Despite the many threats owls face, it is easy to take steps to protect these birds.

  • If you must control a rodent problem, opt for traps rather than poisons, and be sure all dead animals are disposed of immediately.

  • Drive slow and stay alert for flying owls or roadside birds at night, and give the birds a wide berth to allow them maneuvering room if they do take flight.

  • If going owling or locating a rare owl, follow all appropriate birding ethics and place the bird’s safety above your need for a better view.

  • Minimize the use of outdoor decorations and plan their placement with birds’ safety in mind.

  • Take steps to make fences more visible to birds, and remove barbed wire fences whenever possible.

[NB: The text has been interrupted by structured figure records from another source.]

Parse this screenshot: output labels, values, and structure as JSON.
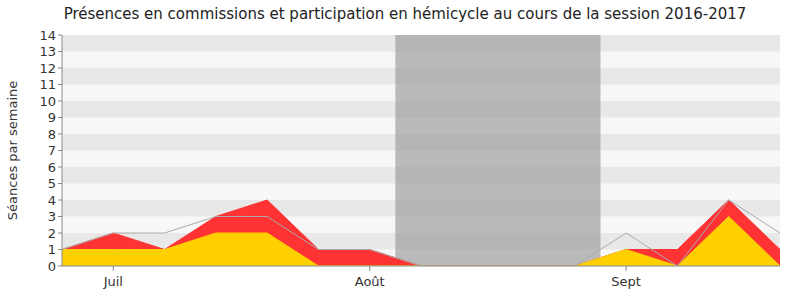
{
  "chart_data": {
    "type": "area",
    "title": "Présences en commissions et participation en hémicycle au cours de la session 2016-2017",
    "y_label": "Séances par semaine",
    "categories": [
      null,
      "Juil",
      null,
      null,
      null,
      null,
      "Août",
      null,
      null,
      null,
      null,
      "Sept",
      null,
      null,
      null
    ],
    "series": [
      {
        "color": "#ff3333",
        "type": "area",
        "values": [
          1,
          2,
          1,
          3,
          4,
          1,
          1,
          0,
          0,
          0,
          0,
          1,
          1,
          4,
          1
        ]
      },
      {
        "color": "#ffd000",
        "type": "area",
        "values": [
          1,
          1,
          1,
          2,
          2,
          0,
          0,
          0,
          0,
          0,
          0,
          1,
          0,
          3,
          0
        ]
      },
      {
        "color": "#aaaaaa",
        "type": "line",
        "values": [
          1,
          2,
          2,
          3,
          3,
          1,
          1,
          0,
          0,
          0,
          0,
          2,
          0,
          4,
          2
        ]
      }
    ],
    "vacation_band": [
      6.5,
      10.5
    ],
    "ylim": [
      0,
      14
    ],
    "yticks": [
      0,
      1,
      2,
      3,
      4,
      5,
      6,
      7,
      8,
      9,
      10,
      11,
      12,
      13,
      14
    ],
    "grid": true,
    "stacked": false
  }
}
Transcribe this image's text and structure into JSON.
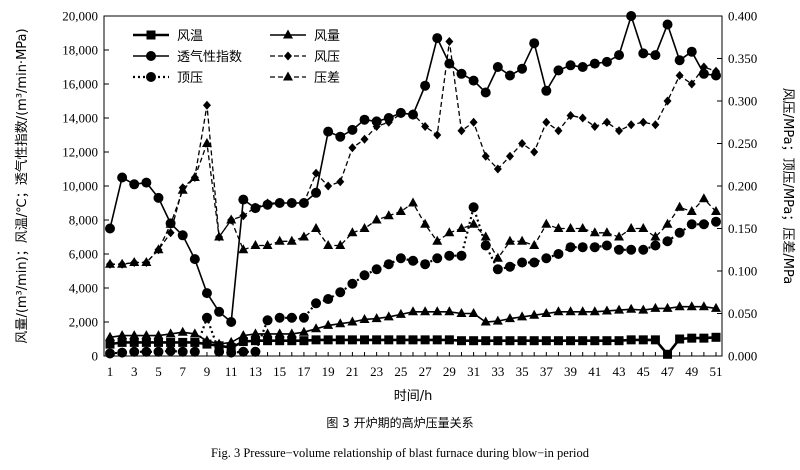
{
  "chart_data": {
    "type": "line",
    "x": [
      1,
      2,
      3,
      4,
      5,
      6,
      7,
      8,
      9,
      10,
      11,
      12,
      13,
      14,
      15,
      16,
      17,
      18,
      19,
      20,
      21,
      22,
      23,
      24,
      25,
      26,
      27,
      28,
      29,
      30,
      31,
      32,
      33,
      34,
      35,
      36,
      37,
      38,
      39,
      40,
      41,
      42,
      43,
      44,
      45,
      46,
      47,
      48,
      49,
      50,
      51
    ],
    "x_ticks": [
      1,
      3,
      5,
      7,
      9,
      11,
      13,
      15,
      17,
      19,
      21,
      23,
      25,
      27,
      29,
      31,
      33,
      35,
      37,
      39,
      41,
      43,
      45,
      47,
      49,
      51
    ],
    "xlabel": "时间/h",
    "ylabel_left": "风量/(m³/min)；风温/℃；透气性指数/(m³/min·MPa)",
    "ylabel_right": "风压/MPa；顶压/MPa；压差/MPa",
    "ylim_left": [
      0,
      20000
    ],
    "ylim_right": [
      0,
      0.4
    ],
    "y_ticks_left": [
      "0",
      "2,000",
      "4,000",
      "6,000",
      "8,000",
      "10,000",
      "12,000",
      "14,000",
      "16,000",
      "18,000",
      "20,000"
    ],
    "y_ticks_right": [
      "0.000",
      "0.050",
      "0.100",
      "0.150",
      "0.200",
      "0.250",
      "0.300",
      "0.350",
      "0.400"
    ],
    "series": [
      {
        "name": "风温",
        "axis": "left",
        "marker": "square",
        "line": "solid",
        "values": [
          700,
          800,
          800,
          800,
          800,
          800,
          800,
          800,
          700,
          600,
          500,
          850,
          900,
          900,
          900,
          900,
          900,
          950,
          950,
          950,
          950,
          950,
          950,
          950,
          950,
          950,
          950,
          950,
          950,
          900,
          900,
          900,
          900,
          900,
          900,
          900,
          900,
          900,
          900,
          900,
          900,
          900,
          900,
          950,
          950,
          950,
          100,
          1000,
          1050,
          1050,
          1100
        ]
      },
      {
        "name": "风量",
        "axis": "left",
        "marker": "triangle",
        "line": "solid",
        "values": [
          1100,
          1200,
          1200,
          1200,
          1200,
          1300,
          1400,
          1300,
          900,
          700,
          800,
          1200,
          1300,
          1300,
          1300,
          1300,
          1400,
          1600,
          1800,
          1900,
          2000,
          2150,
          2200,
          2300,
          2450,
          2600,
          2600,
          2600,
          2600,
          2500,
          2500,
          2000,
          2050,
          2200,
          2300,
          2400,
          2500,
          2600,
          2600,
          2600,
          2600,
          2650,
          2700,
          2750,
          2700,
          2800,
          2800,
          2900,
          2900,
          2900,
          2800
        ]
      },
      {
        "name": "透气性指数",
        "axis": "left",
        "marker": "circle",
        "line": "solid",
        "values": [
          7500,
          10500,
          10100,
          10200,
          9300,
          7800,
          7100,
          5700,
          3700,
          2600,
          2000,
          9200,
          8700,
          8900,
          9000,
          9000,
          9000,
          9600,
          13200,
          12900,
          13300,
          13900,
          13800,
          14000,
          14300,
          14200,
          15900,
          18700,
          17200,
          16600,
          16200,
          15500,
          17000,
          16500,
          16900,
          18400,
          15600,
          16800,
          17100,
          17000,
          17200,
          17300,
          17700,
          20000,
          17800,
          17700,
          19500,
          17400,
          17900,
          16600,
          16500
        ]
      },
      {
        "name": "风压",
        "axis": "right",
        "marker": "diamond",
        "line": "dashed",
        "values": [
          0.108,
          0.108,
          0.11,
          0.11,
          0.125,
          0.145,
          0.198,
          0.21,
          0.295,
          0.14,
          0.16,
          0.165,
          0.175,
          0.18,
          0.18,
          0.18,
          0.18,
          0.215,
          0.2,
          0.205,
          0.245,
          0.255,
          0.27,
          0.275,
          0.285,
          0.285,
          0.27,
          0.26,
          0.37,
          0.265,
          0.275,
          0.235,
          0.22,
          0.235,
          0.25,
          0.24,
          0.275,
          0.265,
          0.283,
          0.28,
          0.27,
          0.275,
          0.265,
          0.272,
          0.275,
          0.272,
          0.3,
          0.33,
          0.32,
          0.34,
          0.335
        ]
      },
      {
        "name": "顶压",
        "axis": "right",
        "marker": "circle",
        "line": "dotted",
        "values": [
          0.003,
          0.004,
          0.005,
          0.005,
          0.005,
          0.006,
          0.005,
          0.005,
          0.045,
          0.005,
          0.004,
          0.005,
          0.005,
          0.042,
          0.045,
          0.045,
          0.045,
          0.062,
          0.067,
          0.075,
          0.085,
          0.095,
          0.102,
          0.108,
          0.115,
          0.112,
          0.108,
          0.115,
          0.118,
          0.118,
          0.175,
          0.13,
          0.102,
          0.105,
          0.11,
          0.11,
          0.115,
          0.12,
          0.128,
          0.128,
          0.128,
          0.13,
          0.125,
          0.125,
          0.125,
          0.13,
          0.135,
          0.145,
          0.155,
          0.155,
          0.158
        ]
      },
      {
        "name": "压差",
        "axis": "right",
        "marker": "triangle",
        "line": "dashed",
        "values": [
          0.108,
          0.108,
          0.11,
          0.11,
          0.125,
          0.155,
          0.195,
          0.21,
          0.25,
          0.14,
          0.16,
          0.125,
          0.13,
          0.13,
          0.135,
          0.135,
          0.14,
          0.15,
          0.13,
          0.13,
          0.145,
          0.15,
          0.16,
          0.165,
          0.17,
          0.18,
          0.155,
          0.135,
          0.145,
          0.15,
          0.155,
          0.14,
          0.115,
          0.135,
          0.135,
          0.13,
          0.155,
          0.15,
          0.15,
          0.15,
          0.145,
          0.145,
          0.14,
          0.15,
          0.15,
          0.14,
          0.155,
          0.175,
          0.17,
          0.185,
          0.17
        ]
      }
    ]
  },
  "caption": {
    "chinese": "图 3   开炉期的高炉压量关系",
    "english": "Fig. 3   Pressure−volume relationship of blast furnace during blow−in period"
  }
}
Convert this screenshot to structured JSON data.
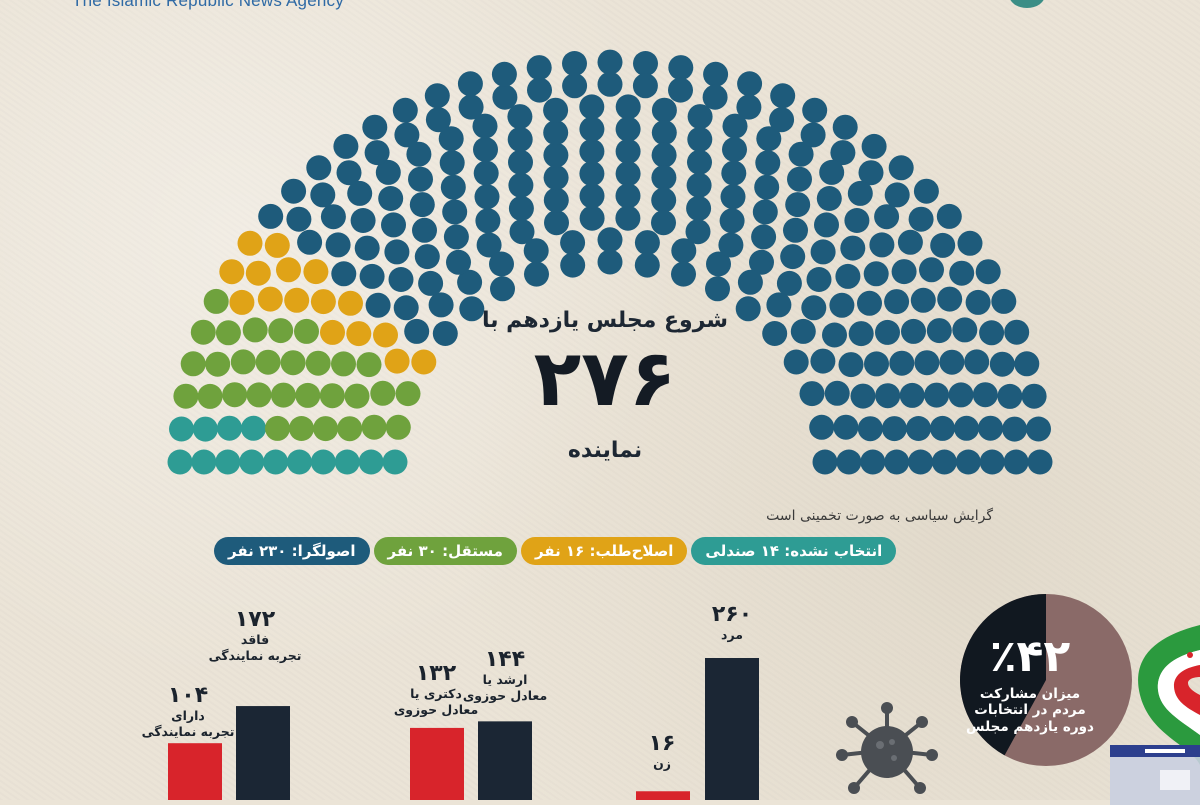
{
  "header": {
    "agency_name": "The Islamic Republic News Agency"
  },
  "title": {
    "line1": "شروع مجلس یازدهم با",
    "number": "۲۷۶",
    "line2": "نماینده"
  },
  "note": "گرایش سیاسی به صورت تخمینی است",
  "legend": [
    {
      "label": "اصولگرا: ۲۳۰ نفر",
      "color": "#1e5b7b"
    },
    {
      "label": "مستقل: ۳۰ نفر",
      "color": "#6fa23d"
    },
    {
      "label": "اصلاح‌طلب: ۱۶ نفر",
      "color": "#e0a317"
    },
    {
      "label": "انتخاب نشده: ۱۴ صندلی",
      "color": "#2e9c94"
    }
  ],
  "chart_data": [
    {
      "type": "parliament",
      "total_seats": 290,
      "series": [
        {
          "name": "اصولگرا",
          "value": 230,
          "color": "#1e5b7b"
        },
        {
          "name": "مستقل",
          "value": 30,
          "color": "#6fa23d"
        },
        {
          "name": "اصلاح‌طلب",
          "value": 16,
          "color": "#e0a317"
        },
        {
          "name": "انتخاب نشده",
          "value": 14,
          "color": "#2e9c94"
        }
      ]
    },
    {
      "type": "bar",
      "categories": [
        "دارای تجربه نمایندگی",
        "فاقد تجربه نمایندگی"
      ],
      "values": [
        104,
        172
      ],
      "value_labels": [
        "۱۰۴",
        "۱۷۲"
      ],
      "captions": [
        [
          "دارای",
          "تجربه نمایندگی"
        ],
        [
          "فاقد",
          "تجربه نمایندگی"
        ]
      ],
      "colors": [
        "#d8242b",
        "#1b2634"
      ]
    },
    {
      "type": "bar",
      "categories": [
        "دکتری یا معادل حوزوی",
        "ارشد یا معادل حوزوی"
      ],
      "values": [
        132,
        144
      ],
      "value_labels": [
        "۱۳۲",
        "۱۴۴"
      ],
      "captions": [
        [
          "دکتری یا",
          "معادل حوزوی"
        ],
        [
          "ارشد یا",
          "معادل حوزوی"
        ]
      ],
      "colors": [
        "#d8242b",
        "#1b2634"
      ]
    },
    {
      "type": "bar",
      "categories": [
        "زن",
        "مرد"
      ],
      "values": [
        16,
        260
      ],
      "value_labels": [
        "۱۶",
        "۲۶۰"
      ],
      "captions": [
        [
          "زن"
        ],
        [
          "مرد"
        ]
      ],
      "colors": [
        "#d8242b",
        "#1b2634"
      ]
    },
    {
      "type": "pie",
      "value_percent": 42,
      "label": "٪۴۲",
      "caption": [
        "میزان مشارکت",
        "مردم در انتخابات",
        "دوره یازدهم مجلس"
      ],
      "colors": {
        "filled": "#111820",
        "rest": "#8a6a68"
      }
    }
  ],
  "colors": {
    "background": "#ebe4d7",
    "bar_red": "#d8242b",
    "bar_dark": "#1b2634"
  }
}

  • Leave an old barn or shed available for nesting or roosting owls if possible, or create a space within a new building that owls can make use of safely.

  • Teach children about owls and why these birds are important to dispel fear or suspicion.

  • Make your yard more owl-friendly by taking steps to attract owls and provide them a safe, comfortable space to call home.

Owls are majestic, ethereal birds that captivate birders and non-birders alike, and by learning about the risks these birds face we can all take steps to help minimize the hazards they face.